By Pete Smith
The Carmel Clay School Board is considering taking on new debt and refinancing old debt to capitalize on the favorable rates in the current bond market – all without raising the current tax rate.
The move is possible because of the refinancing savings, a projected increase in assessed valuations in the coming years for properties throughout Carmel and a window of opportunity in terms of the district’s debt payment schedule. In fact, the district’s tax rate could even decline.
The board has scheduled a public hearing at 7 p.m. May 19 to discuss the possibility of refinancing more than $26 million in 2005 First Mortgage Bonds that had been used for the construction for West Clay Elementary School. Assistant Superintendent Roger McMichael said the move could end up saving about $1.3 million over the life of the bonds.

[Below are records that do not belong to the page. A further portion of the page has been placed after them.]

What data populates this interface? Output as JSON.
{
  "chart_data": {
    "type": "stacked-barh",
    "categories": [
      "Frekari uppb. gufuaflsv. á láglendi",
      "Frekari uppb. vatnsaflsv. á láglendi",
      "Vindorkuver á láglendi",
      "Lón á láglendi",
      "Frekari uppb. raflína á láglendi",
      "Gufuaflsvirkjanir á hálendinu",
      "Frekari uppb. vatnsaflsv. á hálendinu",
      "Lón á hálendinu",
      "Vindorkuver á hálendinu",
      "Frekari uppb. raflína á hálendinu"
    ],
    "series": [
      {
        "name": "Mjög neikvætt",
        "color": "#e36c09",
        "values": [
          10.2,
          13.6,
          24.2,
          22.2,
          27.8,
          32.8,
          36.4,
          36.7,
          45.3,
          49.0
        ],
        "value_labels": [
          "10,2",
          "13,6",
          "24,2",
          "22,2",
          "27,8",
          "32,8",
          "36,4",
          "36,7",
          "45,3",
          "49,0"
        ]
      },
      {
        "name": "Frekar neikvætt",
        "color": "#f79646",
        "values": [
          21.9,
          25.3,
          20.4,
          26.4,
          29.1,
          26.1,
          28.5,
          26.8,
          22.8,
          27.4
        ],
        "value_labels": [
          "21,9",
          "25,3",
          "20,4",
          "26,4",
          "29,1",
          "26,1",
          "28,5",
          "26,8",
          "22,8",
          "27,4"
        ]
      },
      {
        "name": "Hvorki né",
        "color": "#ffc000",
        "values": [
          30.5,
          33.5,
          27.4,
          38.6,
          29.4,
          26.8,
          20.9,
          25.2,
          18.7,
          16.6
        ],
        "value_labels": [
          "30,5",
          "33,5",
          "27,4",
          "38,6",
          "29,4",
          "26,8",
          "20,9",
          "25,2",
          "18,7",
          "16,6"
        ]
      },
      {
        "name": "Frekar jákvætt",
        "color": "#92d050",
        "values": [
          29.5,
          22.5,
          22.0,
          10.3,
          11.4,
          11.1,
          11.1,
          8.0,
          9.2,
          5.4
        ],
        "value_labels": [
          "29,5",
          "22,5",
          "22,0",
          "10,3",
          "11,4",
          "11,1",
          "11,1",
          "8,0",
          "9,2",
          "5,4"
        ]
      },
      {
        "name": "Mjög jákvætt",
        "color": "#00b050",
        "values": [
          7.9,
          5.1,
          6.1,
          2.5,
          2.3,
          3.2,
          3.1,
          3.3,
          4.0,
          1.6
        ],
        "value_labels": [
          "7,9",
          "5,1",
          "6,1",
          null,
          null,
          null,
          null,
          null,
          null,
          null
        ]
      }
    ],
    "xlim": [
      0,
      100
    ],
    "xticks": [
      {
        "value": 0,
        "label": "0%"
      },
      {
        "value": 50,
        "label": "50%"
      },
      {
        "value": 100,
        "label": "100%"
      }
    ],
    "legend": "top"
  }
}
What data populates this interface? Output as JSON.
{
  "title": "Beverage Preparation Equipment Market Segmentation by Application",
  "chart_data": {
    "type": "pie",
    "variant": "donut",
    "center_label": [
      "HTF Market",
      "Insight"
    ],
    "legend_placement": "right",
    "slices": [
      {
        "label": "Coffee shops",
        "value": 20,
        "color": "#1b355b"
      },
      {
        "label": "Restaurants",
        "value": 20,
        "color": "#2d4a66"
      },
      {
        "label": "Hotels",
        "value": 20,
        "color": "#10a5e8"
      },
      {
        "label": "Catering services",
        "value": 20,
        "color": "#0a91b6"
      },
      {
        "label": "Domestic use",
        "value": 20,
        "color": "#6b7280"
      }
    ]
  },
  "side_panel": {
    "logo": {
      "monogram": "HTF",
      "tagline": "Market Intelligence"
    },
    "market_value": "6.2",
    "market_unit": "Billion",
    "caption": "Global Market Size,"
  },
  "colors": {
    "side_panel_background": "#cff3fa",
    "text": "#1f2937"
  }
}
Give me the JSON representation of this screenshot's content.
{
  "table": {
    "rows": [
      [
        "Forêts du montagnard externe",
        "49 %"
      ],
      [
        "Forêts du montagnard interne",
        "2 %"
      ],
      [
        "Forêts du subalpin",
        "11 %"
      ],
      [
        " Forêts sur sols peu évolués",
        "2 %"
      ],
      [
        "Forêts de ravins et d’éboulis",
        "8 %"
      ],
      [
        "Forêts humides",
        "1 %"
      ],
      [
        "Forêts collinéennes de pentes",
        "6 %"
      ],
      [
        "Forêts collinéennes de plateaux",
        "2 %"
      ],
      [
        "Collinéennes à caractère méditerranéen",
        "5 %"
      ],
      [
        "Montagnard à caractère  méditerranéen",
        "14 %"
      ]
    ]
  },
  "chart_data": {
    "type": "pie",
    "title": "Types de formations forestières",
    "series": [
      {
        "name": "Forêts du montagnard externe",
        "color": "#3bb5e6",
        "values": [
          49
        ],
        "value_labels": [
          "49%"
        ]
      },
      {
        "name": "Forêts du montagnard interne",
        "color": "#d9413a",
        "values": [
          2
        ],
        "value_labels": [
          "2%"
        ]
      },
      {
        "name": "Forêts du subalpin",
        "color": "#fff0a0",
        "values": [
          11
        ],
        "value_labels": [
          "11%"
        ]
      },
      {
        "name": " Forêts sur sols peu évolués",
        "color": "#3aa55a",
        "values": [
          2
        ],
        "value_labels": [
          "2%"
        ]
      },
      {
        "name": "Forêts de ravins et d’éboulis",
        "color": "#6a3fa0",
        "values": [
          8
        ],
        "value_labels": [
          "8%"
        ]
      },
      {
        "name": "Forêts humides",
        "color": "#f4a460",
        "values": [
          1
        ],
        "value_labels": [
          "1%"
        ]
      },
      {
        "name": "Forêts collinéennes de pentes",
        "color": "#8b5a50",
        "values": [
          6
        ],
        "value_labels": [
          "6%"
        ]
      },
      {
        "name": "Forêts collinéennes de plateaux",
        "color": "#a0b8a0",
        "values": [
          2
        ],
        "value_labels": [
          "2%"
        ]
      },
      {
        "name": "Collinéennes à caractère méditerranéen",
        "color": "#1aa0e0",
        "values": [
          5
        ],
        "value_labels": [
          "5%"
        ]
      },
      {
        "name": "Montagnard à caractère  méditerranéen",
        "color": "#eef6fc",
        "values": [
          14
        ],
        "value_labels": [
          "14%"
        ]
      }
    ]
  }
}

McMichael said that refinancing the bonds was part of an overall plan to manage the debt service tax rate during the next ten years.
The district also would like to borrow an additional $6 million to cover routine school maintenance and upgrade costs.
“We’re not anywhere close to a panic situation,” McMichael said. “If we don’t move forward with this, what happens? Nothing catastrophic.”
The loan is necessary to cover budget shortfalls, the district said. Its capital projects fund has lost $3.3 million because of the state circuit breaker law and the reductions in assessed value to residential property during the recent economic downturn. In addition, $1.7 million of the fund’s money was used to purchase land for a potential new school west of the proposed Silvara development at 116th Street and Spring Mill Road.
The land was approved for purchase by the school board at its November 2012 meeting on an installment land contract from Scott Jones, the creator of ChaCha.
The largest of the maintenance projects include a $1.7 million replacement of the Mohawk Trails Elementary School roof, $850,000 in technology network upgrades and a $775,000 replacement of the Smoky Row Elementary School HVAC system.
“I think they’re needed so that Carmel schools can continue to maintain these facilities in a responsible manner, and in a manner this community is accustomed to and expects,” McMichael said.
But the maintenance projects pale in comparison to the larger costs associated with major renovations likely needed for Carmel, Cherry Tree, Orchard Park and Smoky Row elementary schools between 2019 and 2023. That’s because they would’ve had no major renovations done in the past thirty years at those points.
To accommodate those, the district would like to acknowledge that it could need to bond for $20 million in 2019. And even then, the tax rate would still be projected to decline.
McMichael said that the current debt service tax rate is $0.32, and that with the new borrowing the rate would still decline to an estimated $0.28 over the next 10 years.
The first series of bonds are projected to eventually total $6.3 million in debt with interest factored in and they would be repaid within three years.